Indeed, Government statistics on trade union membership have found that women workers who are in a trade union have a pay premium of 30%. That is no surprise when one remembers that the very purpose of much industrial action is to achieve gender equality in the workplace. If the Government restrict the rights of workers to organise, that will clearly have a negative effect on the struggle for pay equality.
Unionised workplaces are also more likely to have good policies on flexible working and maternity pay, as well as better support for those returning to work after pregnancy. By making it harder for workers to organise at work, this Bill will have a negative impact on all those areas, leading to further discrimination against women in work.
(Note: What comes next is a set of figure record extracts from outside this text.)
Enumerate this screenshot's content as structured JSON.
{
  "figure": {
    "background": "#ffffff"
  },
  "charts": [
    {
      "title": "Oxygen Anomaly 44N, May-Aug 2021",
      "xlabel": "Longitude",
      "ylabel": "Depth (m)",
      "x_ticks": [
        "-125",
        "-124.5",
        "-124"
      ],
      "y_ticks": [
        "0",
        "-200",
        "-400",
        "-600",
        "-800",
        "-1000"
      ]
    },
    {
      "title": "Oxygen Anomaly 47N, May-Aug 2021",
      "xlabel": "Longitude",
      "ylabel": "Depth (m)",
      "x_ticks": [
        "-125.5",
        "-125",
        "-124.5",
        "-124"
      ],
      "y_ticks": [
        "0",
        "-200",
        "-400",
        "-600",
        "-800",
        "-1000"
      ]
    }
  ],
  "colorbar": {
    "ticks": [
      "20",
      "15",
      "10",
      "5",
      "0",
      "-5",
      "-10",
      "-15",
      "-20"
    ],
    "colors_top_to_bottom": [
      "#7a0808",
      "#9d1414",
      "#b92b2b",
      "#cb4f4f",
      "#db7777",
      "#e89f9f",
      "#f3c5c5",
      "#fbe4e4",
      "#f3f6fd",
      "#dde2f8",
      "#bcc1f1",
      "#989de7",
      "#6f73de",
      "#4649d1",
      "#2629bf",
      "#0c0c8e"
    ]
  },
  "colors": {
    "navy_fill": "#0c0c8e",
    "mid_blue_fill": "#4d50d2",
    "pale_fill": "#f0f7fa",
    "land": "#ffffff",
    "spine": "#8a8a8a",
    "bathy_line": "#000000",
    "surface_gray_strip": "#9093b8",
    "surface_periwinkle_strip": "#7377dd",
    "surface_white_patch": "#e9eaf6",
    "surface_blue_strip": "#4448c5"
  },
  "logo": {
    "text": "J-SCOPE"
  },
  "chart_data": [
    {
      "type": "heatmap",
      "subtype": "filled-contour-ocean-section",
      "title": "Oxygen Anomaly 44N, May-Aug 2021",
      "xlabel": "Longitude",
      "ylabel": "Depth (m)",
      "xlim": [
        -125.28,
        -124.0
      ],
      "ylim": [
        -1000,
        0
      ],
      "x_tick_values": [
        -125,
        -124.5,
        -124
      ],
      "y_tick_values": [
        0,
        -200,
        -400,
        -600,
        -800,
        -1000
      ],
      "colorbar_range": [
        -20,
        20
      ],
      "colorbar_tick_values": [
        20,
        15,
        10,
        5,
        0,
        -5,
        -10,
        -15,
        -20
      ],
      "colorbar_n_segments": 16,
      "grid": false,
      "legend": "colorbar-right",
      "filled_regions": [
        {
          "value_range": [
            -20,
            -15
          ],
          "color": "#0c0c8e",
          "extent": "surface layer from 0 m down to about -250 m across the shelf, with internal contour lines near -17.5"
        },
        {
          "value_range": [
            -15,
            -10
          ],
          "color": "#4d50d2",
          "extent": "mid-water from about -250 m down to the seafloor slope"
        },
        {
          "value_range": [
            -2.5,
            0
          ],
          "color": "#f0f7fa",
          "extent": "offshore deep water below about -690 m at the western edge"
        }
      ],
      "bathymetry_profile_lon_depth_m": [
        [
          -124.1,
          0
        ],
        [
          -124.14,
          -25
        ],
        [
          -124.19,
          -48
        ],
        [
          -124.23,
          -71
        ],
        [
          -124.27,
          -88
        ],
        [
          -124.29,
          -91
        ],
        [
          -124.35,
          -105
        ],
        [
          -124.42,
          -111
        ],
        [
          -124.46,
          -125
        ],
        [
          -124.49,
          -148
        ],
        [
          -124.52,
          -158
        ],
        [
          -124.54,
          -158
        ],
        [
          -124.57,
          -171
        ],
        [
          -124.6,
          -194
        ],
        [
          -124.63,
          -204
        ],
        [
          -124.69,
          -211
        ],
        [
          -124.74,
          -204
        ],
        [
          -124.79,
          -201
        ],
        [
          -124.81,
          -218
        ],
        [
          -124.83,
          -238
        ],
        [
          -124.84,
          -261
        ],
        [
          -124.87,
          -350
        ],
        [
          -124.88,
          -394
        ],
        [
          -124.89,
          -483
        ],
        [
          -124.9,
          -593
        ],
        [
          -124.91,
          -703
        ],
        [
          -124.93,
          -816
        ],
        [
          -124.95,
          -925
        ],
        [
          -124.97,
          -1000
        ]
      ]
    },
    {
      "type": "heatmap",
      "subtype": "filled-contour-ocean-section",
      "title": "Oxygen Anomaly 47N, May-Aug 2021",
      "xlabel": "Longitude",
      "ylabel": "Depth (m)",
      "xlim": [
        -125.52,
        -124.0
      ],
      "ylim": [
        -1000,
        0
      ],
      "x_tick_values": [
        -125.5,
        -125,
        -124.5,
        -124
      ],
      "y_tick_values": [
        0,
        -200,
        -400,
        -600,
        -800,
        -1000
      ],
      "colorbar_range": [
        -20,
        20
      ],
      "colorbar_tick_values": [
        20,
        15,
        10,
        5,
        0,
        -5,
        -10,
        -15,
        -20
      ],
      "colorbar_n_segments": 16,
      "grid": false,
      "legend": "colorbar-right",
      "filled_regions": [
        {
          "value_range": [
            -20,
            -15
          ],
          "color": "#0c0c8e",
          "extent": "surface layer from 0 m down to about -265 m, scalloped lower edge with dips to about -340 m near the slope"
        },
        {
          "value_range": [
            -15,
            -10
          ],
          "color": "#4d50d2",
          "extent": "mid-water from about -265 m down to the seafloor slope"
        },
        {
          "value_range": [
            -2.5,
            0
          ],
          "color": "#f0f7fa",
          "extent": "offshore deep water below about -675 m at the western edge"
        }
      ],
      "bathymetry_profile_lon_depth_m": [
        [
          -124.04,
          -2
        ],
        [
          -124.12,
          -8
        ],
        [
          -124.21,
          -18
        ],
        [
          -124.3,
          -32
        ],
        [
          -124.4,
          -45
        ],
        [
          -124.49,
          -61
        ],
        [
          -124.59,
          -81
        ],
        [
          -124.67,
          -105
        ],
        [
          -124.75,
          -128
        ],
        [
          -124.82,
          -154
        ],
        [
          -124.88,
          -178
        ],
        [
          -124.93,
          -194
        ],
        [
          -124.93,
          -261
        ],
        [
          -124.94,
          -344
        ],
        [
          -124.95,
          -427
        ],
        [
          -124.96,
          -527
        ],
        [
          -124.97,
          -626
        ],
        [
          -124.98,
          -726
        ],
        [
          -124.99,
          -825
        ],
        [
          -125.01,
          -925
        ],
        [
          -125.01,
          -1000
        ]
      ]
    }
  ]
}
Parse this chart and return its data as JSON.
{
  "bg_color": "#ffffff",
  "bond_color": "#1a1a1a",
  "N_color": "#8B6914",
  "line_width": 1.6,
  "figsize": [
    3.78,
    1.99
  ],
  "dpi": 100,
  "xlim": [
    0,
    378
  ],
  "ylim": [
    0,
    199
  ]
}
The Bill’s new strike ballot threshold will also affect women more than men.
On the increased threshold, I am sure my hon. Friend is as concerned as I am that it is not being made easier for workers to cast their votes through electronic balloting. Why does she think the Government will not agree to it?
I totally agree with my hon. Friend.
The Bill’s higher ballot threshold for essential services will disproportionately affect women, as they are much more likely to be employed in those sectors. Research by the TUC suggests that nearly three quarters—73%—of the trade union members working in important public services are women. Do the Government not understand that reducing the rights of those women at work will only increase the gender pay gap and worsen discrimination in the workplace?
This is a regressive Bill that threatens to undermine basic civil rights and reverse progress in achieving workplace equality. I urge Members on both sides of the House who do not want to see that progress reversed to vote against the Bill.